Chuvas elevam volumes em São Paulo e causam desalojamento de centenas de pessoas

Volume recorde de precipitação em Peruíbe e outras regiões do estado reforça alerta meteorológico e demandas emergenciais

Chuvas elevam volumes em São Paulo e causam desalojamento de centenas de pessoas
Mapa de alerta vermelho para a região Sudeste emitido pelo Instituto Nacional de Meteorologia

Chuvas em São Paulo acumulam volumes elevados, deixando centenas de desalojados e mobilizando ações emergenciais da Defesa Civil.

Chuvas em São Paulo acumulam volumes excepcionais e provocam desalojamentos

Nas últimas semanas, as chuvas em São Paulo têm registrado volumes elevados, sobretudo em Peruíbe, litoral paulista, onde entre 18 e 24 de fevereiro o acumulado atingiu 487 milímetros. Esse índice representa quase o dobro da média histórica para o mês, que gira entre 220 mm e 250 mm, conforme dados do Centro de Gerenciamento de Emergências da Defesa Civil estadual.
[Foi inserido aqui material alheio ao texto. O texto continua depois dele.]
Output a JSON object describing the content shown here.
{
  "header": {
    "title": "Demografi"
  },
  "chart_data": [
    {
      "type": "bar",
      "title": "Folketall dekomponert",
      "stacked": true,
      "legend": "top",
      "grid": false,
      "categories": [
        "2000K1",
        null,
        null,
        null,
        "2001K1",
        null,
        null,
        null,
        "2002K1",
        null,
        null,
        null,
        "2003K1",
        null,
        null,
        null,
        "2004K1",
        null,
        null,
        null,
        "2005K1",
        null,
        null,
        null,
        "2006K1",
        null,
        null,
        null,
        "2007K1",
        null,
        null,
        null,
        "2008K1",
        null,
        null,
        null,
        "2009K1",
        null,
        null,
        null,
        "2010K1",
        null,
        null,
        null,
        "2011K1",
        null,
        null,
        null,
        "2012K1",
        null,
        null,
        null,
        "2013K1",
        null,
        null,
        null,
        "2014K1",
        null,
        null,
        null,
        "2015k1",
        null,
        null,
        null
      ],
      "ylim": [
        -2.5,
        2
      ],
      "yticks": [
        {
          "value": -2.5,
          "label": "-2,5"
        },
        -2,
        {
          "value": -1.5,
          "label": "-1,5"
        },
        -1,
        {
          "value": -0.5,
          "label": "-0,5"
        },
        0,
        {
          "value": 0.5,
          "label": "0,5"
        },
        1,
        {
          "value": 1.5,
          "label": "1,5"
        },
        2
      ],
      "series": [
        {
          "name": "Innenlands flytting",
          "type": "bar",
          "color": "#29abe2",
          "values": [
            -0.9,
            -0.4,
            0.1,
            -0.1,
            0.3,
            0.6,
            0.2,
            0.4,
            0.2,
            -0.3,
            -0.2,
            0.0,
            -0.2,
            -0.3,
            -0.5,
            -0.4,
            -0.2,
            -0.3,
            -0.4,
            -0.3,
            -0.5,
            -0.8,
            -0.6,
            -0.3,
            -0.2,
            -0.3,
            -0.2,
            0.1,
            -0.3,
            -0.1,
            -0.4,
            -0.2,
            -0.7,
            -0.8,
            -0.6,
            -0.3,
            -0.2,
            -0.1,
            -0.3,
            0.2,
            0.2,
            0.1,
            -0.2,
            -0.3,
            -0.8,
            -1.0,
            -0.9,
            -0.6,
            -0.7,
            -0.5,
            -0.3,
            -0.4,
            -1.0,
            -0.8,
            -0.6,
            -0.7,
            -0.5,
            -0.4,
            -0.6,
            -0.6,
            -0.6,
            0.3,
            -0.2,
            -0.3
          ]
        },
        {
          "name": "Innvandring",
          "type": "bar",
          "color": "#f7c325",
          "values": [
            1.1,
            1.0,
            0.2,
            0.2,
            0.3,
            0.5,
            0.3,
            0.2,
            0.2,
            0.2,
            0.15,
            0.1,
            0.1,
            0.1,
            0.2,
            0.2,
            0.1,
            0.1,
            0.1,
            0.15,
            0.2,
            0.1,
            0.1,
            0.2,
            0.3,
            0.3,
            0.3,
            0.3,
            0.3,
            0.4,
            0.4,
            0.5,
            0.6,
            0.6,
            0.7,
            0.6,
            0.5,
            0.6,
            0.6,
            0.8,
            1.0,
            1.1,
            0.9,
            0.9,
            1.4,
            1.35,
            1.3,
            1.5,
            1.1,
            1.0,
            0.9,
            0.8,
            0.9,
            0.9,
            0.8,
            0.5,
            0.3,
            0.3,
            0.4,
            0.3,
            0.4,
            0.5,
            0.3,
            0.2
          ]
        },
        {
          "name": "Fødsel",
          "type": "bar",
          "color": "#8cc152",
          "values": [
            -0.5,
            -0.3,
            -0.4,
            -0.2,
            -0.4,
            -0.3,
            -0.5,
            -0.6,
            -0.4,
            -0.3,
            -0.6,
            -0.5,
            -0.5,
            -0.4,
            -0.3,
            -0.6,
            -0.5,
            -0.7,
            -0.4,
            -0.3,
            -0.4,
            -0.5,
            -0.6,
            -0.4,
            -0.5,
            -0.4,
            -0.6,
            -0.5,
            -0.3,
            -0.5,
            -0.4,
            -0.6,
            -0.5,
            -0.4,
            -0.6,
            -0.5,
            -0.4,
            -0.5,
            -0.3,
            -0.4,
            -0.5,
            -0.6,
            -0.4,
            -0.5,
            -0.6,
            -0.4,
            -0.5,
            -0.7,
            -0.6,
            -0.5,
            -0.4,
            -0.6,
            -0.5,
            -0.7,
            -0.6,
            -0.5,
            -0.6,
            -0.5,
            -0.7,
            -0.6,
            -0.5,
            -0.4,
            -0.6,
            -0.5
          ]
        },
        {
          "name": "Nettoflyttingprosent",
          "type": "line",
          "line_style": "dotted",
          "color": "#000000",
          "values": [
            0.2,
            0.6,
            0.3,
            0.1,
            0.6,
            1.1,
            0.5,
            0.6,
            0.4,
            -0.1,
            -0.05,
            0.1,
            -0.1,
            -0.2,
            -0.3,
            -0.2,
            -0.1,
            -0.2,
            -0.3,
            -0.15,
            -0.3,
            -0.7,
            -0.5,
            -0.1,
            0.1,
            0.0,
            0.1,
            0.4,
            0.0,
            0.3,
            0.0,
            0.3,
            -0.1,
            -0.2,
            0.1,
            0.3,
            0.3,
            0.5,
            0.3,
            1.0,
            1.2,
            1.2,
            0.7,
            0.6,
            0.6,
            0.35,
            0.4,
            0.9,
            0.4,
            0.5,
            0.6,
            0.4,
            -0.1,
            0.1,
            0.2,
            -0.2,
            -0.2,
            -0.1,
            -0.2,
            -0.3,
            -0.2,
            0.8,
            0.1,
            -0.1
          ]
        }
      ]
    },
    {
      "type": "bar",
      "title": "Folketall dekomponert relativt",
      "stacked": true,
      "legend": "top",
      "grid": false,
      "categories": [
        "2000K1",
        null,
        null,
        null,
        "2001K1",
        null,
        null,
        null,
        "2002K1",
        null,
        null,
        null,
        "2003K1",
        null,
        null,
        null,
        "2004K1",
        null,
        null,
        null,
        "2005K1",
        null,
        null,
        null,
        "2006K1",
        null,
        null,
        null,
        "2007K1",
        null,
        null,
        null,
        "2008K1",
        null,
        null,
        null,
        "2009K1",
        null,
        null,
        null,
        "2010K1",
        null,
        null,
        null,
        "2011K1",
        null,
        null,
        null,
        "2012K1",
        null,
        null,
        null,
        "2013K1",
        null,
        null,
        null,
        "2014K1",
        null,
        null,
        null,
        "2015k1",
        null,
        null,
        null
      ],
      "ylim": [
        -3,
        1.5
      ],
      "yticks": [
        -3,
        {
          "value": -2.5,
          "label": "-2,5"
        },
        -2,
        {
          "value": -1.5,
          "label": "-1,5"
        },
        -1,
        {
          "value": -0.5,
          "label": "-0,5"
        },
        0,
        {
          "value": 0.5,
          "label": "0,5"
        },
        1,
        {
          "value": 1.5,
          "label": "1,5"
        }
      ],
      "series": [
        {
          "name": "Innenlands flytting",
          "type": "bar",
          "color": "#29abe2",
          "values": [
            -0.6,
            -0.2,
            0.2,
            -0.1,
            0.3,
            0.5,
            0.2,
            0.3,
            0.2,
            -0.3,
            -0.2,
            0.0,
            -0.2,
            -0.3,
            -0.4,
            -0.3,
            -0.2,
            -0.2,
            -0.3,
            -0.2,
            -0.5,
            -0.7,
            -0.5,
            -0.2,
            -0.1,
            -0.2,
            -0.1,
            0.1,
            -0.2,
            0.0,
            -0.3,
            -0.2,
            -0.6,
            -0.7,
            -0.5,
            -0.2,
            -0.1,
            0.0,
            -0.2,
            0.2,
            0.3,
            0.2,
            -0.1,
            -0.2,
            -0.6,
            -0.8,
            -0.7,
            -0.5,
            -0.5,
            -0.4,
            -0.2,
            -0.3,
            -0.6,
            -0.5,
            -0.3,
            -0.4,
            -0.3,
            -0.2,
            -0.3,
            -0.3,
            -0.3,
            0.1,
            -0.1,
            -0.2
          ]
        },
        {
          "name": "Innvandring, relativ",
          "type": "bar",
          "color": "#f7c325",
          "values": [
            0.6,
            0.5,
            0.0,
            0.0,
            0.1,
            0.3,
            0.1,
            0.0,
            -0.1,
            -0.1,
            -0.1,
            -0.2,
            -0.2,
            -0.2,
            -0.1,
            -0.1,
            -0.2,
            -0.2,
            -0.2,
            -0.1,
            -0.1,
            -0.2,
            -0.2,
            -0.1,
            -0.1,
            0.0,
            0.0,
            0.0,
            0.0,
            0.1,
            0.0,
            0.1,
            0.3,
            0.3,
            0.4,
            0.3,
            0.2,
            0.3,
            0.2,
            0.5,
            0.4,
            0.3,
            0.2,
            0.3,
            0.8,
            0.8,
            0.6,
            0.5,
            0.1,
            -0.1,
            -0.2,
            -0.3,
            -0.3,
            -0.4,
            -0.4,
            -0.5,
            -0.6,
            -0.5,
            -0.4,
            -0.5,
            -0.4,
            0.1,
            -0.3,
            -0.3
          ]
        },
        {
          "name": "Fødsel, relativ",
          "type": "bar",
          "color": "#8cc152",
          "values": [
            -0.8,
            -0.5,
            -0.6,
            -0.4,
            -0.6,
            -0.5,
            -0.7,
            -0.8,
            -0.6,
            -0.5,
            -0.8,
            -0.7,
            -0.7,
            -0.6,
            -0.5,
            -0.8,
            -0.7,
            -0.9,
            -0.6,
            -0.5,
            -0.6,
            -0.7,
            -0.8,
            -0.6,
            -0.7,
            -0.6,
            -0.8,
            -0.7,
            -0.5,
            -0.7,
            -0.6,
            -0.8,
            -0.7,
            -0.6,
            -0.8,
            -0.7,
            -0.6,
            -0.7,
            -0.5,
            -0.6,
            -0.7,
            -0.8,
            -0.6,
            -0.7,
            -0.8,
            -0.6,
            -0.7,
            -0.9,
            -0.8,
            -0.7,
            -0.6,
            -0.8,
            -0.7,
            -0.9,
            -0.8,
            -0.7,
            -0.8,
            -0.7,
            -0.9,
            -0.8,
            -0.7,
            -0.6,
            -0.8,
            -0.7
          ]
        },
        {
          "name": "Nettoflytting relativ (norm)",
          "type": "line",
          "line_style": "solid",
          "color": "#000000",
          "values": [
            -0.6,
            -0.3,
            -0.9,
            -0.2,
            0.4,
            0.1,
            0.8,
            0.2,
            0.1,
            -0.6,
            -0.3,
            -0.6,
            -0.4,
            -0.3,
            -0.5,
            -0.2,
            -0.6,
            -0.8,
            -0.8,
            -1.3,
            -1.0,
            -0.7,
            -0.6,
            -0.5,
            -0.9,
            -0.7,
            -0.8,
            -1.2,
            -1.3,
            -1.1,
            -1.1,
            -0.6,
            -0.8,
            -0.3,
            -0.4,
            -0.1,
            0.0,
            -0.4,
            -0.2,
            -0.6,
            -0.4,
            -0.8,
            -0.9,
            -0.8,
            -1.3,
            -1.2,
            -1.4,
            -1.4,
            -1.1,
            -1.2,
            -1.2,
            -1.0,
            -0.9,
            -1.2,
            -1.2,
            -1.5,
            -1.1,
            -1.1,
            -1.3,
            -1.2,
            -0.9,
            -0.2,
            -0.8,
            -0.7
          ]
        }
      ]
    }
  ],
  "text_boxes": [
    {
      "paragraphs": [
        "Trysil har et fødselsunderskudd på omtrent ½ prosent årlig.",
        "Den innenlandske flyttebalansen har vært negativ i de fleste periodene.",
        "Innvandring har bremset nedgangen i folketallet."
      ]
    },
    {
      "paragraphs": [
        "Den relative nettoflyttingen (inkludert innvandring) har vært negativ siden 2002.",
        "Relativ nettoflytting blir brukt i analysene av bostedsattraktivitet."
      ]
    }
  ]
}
Juntos, os volumes registrados em janeiro e fevereiro já somam cerca de 1.090 mm, correspondendo a mais de 60% da média anual de precipitações concentradas em pouco mais de 50 dias. Essa concentração intensa e rápida das chuvas tem resultado em consequências graves para a população local, com ao menos 366 pessoas desalojadas desde o último fim de semana.

Medidas emergenciais do Governo de São Paulo para atendimento às vítimas

Frente à situação crítica provocada pelas chuvas em São Paulo, o Governo do Estado intensificou as ações de assistência às vítimas. Na terça-feira (24), foi enviado um terceiro caminhão com itens de ajuda humanitária para Peruíbe, contendo 150 colchões, 150 kits de higiene pessoal, 150 travesseiros, jogos de cama e cobertores. A Defesa Civil mantém equipes em campo realizando vistorias técnicas em áreas de risco, visitas a abrigos e monitoramento contínuo das condições meteorológicas. Essas medidas buscam minimizar o impacto social e estrutural causado pelas chuvas intensas, proporcionando suporte emergencial à população afetada.

Impacto das chuvas em outras regiões do estado de São Paulo

Além de Peruíbe, outras cidades do estado também registraram volumes significativos de precipitação em 24 horas. Os maiores acumulados foram em Jundiaí e Aparecida, com 68 mm, São Simão com 62 mm e Jales com 58 mm. Estes dados indicam que a intensidade das chuvas não está restrita apenas ao litoral, mas se espalha por outras áreas, elevando o risco de eventos adversos como alagamentos e deslizamentos em diversas regiões do estado. A dispersão dos volumes altos em diferentes localidades evidencia a necessidade de monitoramento constante e planejamento integrado das autoridades.

Previsão meteorológica indica continuidade dos temporais até o fim de fevereiro

As simulações atmosféricas apontam que a última semana de fevereiro será marcada por pancadas de chuva, especialmente entre terça (24) e quarta-feira (25), em função do calor e da umidade elevada na atmosfera. Além disso, uma nova frente fria prevista para avançar pelo litoral do Sudeste na quinta-feira (26) deve provocar queda de temperatura, aumento da nebulosidade e chuvas intermitentes até sexta-feira (27). O Instituto Nacional de Meteorologia (Inmet) emitiu um alerta vermelho para a região Sudeste, incluindo a Região Metropolitana de São Paulo, o Vale do Paraíba Paulista e o Litoral Sul, classificando a situação como de “grande perigo”. As precipitações previstas podem ultrapassar 60 milímetros por hora ou 100 milímetros por dia, elevando o risco de grandes alagamentos, transbordamentos de rios e deslizamentos em áreas vulneráveis.

Riscos associados às chuvas intensas e importância do monitoramento contínuo

O alerta vermelho emitido pelo Inmet destaca a gravidade dos riscos associados às chuvas intensas no Sudeste, especialmente em São Paulo. A presença de áreas com vulnerabilidade a enchentes e deslizamentos torna essencial o acompanhamento constante das condições meteorológicas e a atuação preventiva pela Defesa Civil e demais órgãos competentes. As chuvas concentradas em curto período pressionam a infraestrutura urbana e os sistemas de drenagem, aumentando as chances de desastres naturais. A conscientização da população quanto às recomendações das autoridades e o fortalecimento das redes de apoio social e emergencial são fundamentais para mitigar os impactos e proteger vidas.